New Peanut Allergy Guidelines for Infants Goes Against Everything You've Been Told Before

The latest guidelines on peanut allergies for infants is the opposite of all the traditional advice most parents have probably heard on the subject.

The guidelines, which was published Thursday and sponsored by National Institute of Allergy and Infectious Diseases, was based on a study by LEAP (Learning Early About Peanut Allergy) determined that those who were exposed to eating peanuts at as early as 4 to 6 months old were less likely to develop peanut allergies. The previous guidelines from the American Academy of Pediatrics, which was released in 2000, recommended that peanuts be withheld from children at risk of developing allergies until they were at least 3 years old.

"For decades allergists have been recommending that young infants avoid consuming allergenic foods such as peanut to prevent food allergies. Our findings suggest that this advice was incorrect and may have contributed to the rise in the peanut and other food allergies," noted Gideon Lack, a professor at Kings College London and lead on the LEAP study.


The study sampled over 600 children from the ages of 4 to 11 months who were "at high risk" (based on "existing egg allergy and/or severe eczema") of a peanut allergy to determine its findings. 

About the study.

The kids were divided into two groups: those who were subjected to peanuts (in the form of "snack-food" at the rate of "at least three times each week") and those who were not, until the age of 5. (Note: Dr. Jerry Nepom, who worked on the study, told CNN they gave the children peanut butter over whole peanuts, because, "That would be very dangerous. There's a choking hazard there.")

peanut butter jars

The results.

Of the two groups, 17 percent of the children who avoided peanuts developed peanut allergies by the time they turned 5. But only 3 percent of those who were in the peanut-eating group developed allergies.

Furthermore, when the researchers checked on the children a year later, they discovered that those who hadn't developed allergies by age 5 were still peanut allergy-free at age 6. "Of course, we're extremely gratified that the result came out so definitively," Nepom told CNN

This means early exposure to peanuts can work in helping to prevent an allergy later on but only prevent, as there is currently no cure for peanut allergies.

Peanut allergies are more prevalent than ever.
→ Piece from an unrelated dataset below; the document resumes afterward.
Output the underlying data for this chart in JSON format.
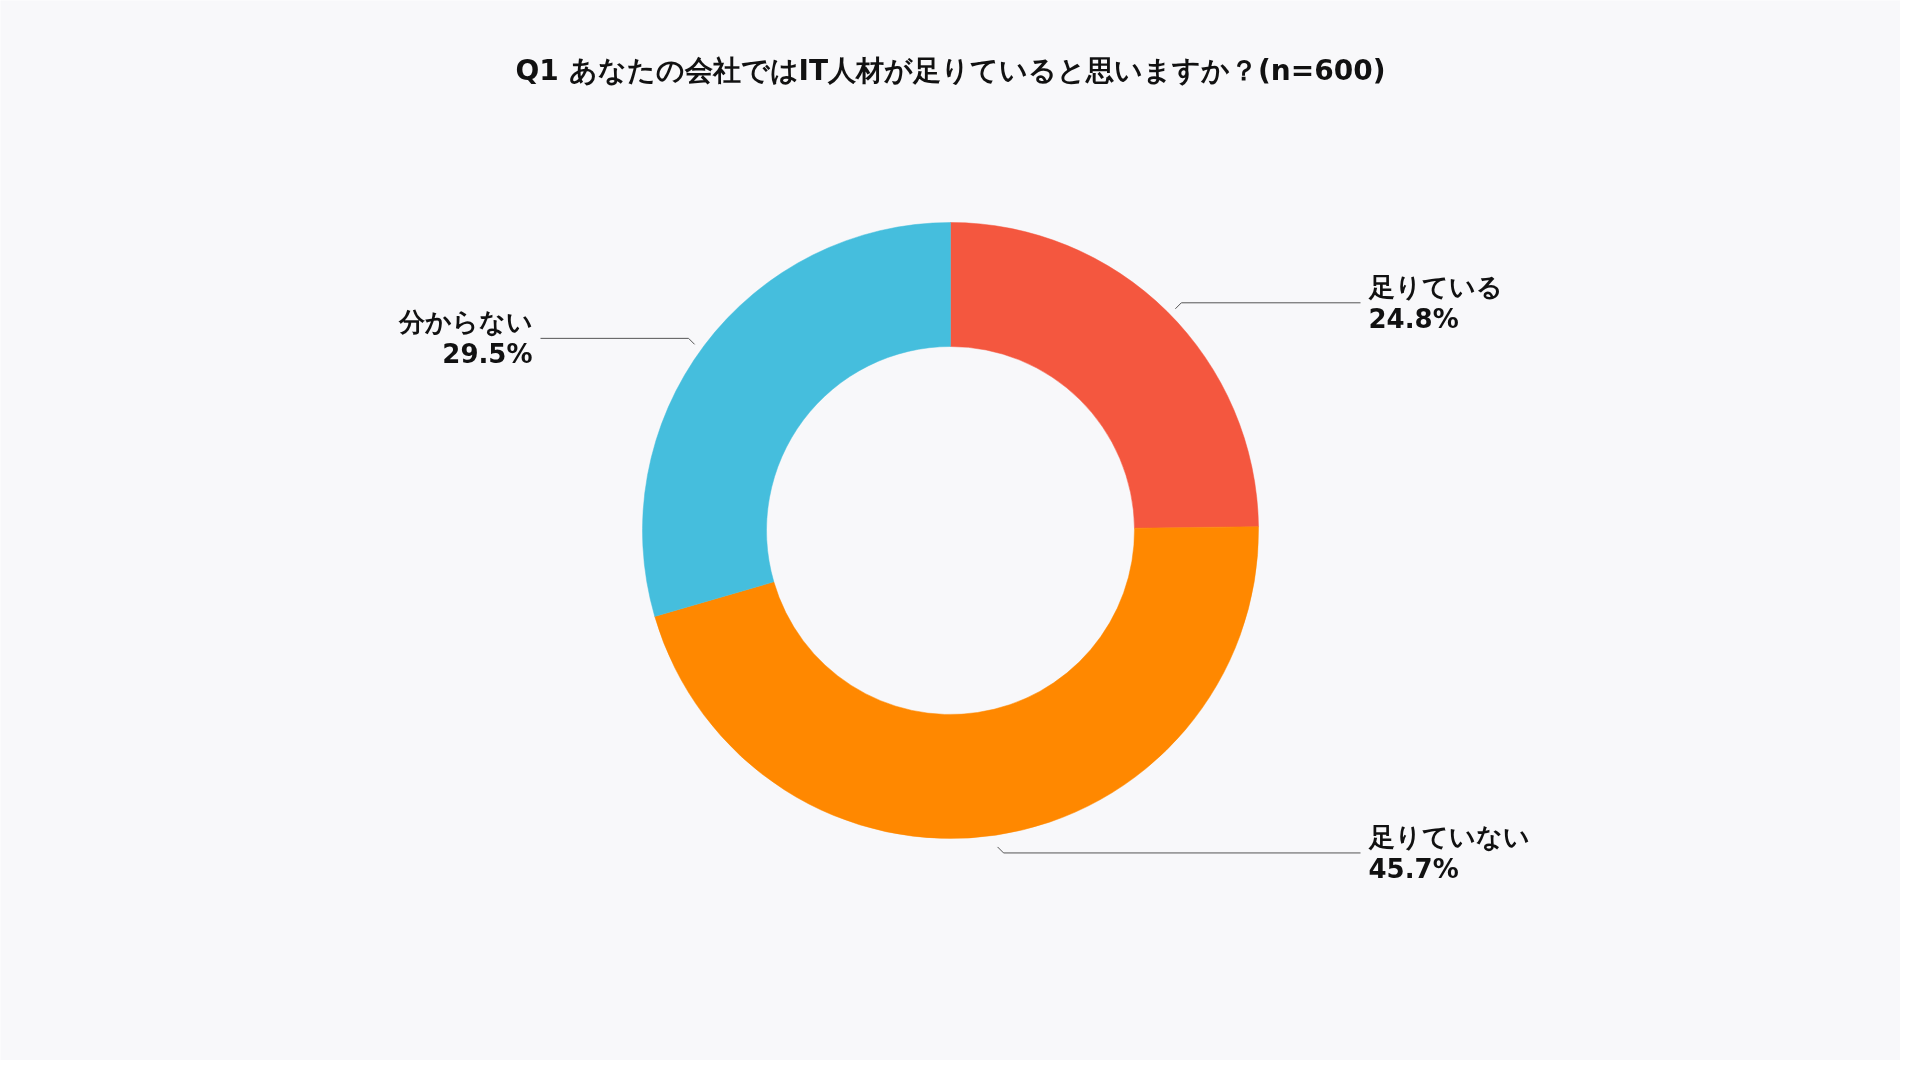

"The prevalence of peanut allergy has doubled over the past 10 years in the U.S. and other countries that advocate avoidance of peanuts during pregnancy, lactation, and infancy," according to the LEAP study

In 2010, 1.4 percent of children in the United States had peanut allergies, compared to only 0.4 percent in 1997, according to CBS News. 

More about the guidelines.

These are ultimately, guidelines, not rules. If a child is considered high risk, "parents can either introduce these children to peanut-containing food at 4 to 6 months or get a reference to an allergist who will give the child a skin prick test or a blood test to see whether the infant is allergic to peanuts," according to CNN


If the child isn't considered high risk, "parents should follow the recommendation of introducing peanut-containing foods at 4 to 6 months. However, if the infant is allergic, parents should refrain," CNN noted. If the child has "mild to moderate eczema" then peanut products should be introduced around 6 months. If there are no existing allergies or potential allergies and no family history of them, then peanut-laden foods can be introduced at any age.

Of course, always talk to your doctor first before experimenting on your child.